The results are provocative and, if correct, have profound implications for public health. While previous observational studies have suggested linkages between herpesviruses and Alzheimer’s Disease, this is, to my knowledge, the first robust quasi-experimental evidence on this subject. My main concern is that the statistical significance of the main result (p = 0.022) is not as strong as one might like to see for a novel result. Consider the result from a Bayesian perspective. For a (one-sided) test using the standard normal distribution, the observed β̂ corresponding to p = 0.022 is approximately 7.6 times more likely under the alternate hypothesis that β = β̂ than it is under the null. If the null and alternate are believed equally likely ex ante, this suggests an 88% chance that the alternate is correct. But if, for example, we believe the null is seven times more likely than the alternate ex ante — as we might for a novel result — then the chance that the alternate is correct drops to approximately 50%. The sharp visual result for females, accompanied by a p-value of 0.001, provides reassurance, but ideally the result will replicate in a different context as well.

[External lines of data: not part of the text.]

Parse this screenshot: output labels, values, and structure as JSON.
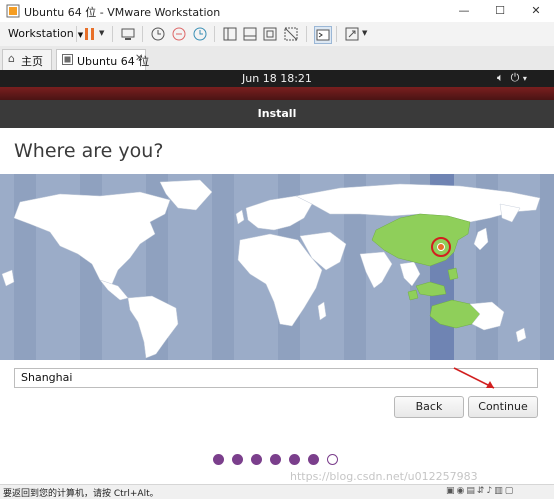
{
  "window": {
    "title": "Ubuntu 64 位 - VMware Workstation",
    "minimize": "—",
    "maximize": "☐",
    "close": "✕"
  },
  "toolbar": {
    "menu_label": "Workstation",
    "icons": [
      "pause-icon",
      "send-ctrl-alt-del-icon",
      "snapshot-icon",
      "revert-snapshot-icon",
      "snapshot-manager-icon",
      "library-icon",
      "thumbnail-icon",
      "fit-window-icon",
      "unity-icon",
      "console-icon",
      "fullscreen-icon"
    ]
  },
  "tabs": [
    {
      "label": "主页",
      "icon": "home-icon"
    },
    {
      "label": "Ubuntu 64 位",
      "icon": "vm-icon"
    }
  ],
  "ubuntu": {
    "clock": "Jun 18  18:21",
    "install_header": "Install",
    "page_title": "Where are you?",
    "timezone_value": "Shanghai",
    "back_label": "Back",
    "continue_label": "Continue",
    "progress": {
      "total": 7,
      "completed": 6
    }
  },
  "status": {
    "text": "要返回到您的计算机，请按 Ctrl+Alt。"
  },
  "watermark": "https://blog.csdn.net/u012257983",
  "colors": {
    "ubuntu_accent": "#7b3f8c",
    "selected_timezone": "#8fcf5a",
    "map_ocean": "#9bacc8",
    "topbar": "#1e1e1e"
  }
}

Other limitations are more modest and could be easily addressed. There is little discussion of the vaccination record data, and the authors do not mention whether individuals may receive Zostavax through channels that do not appear in their health records (fortunately this would not affect the ITT estimates). My personal preference is to omit the regression lines in the RDD figures, so that readers may judge the evidence from the bin scatterplots themselves. Finally, most of the health service utilization controls utilized in a robustness check are potentially endogenous and would better appear as outcomes in supplementary RDD analyses.

In conclusion, this study presents convincing evidence that Zostavax has effectiveness against dementia. Given that the net benefits of herpes zoster vaccines are generally believed to be positive, the result is certainly strong enough to support additional encouragement of herpes zoster vaccine take-up. Furthermore, its provocative nature should encourage additional research into the linkages between herpesviruses and dementia.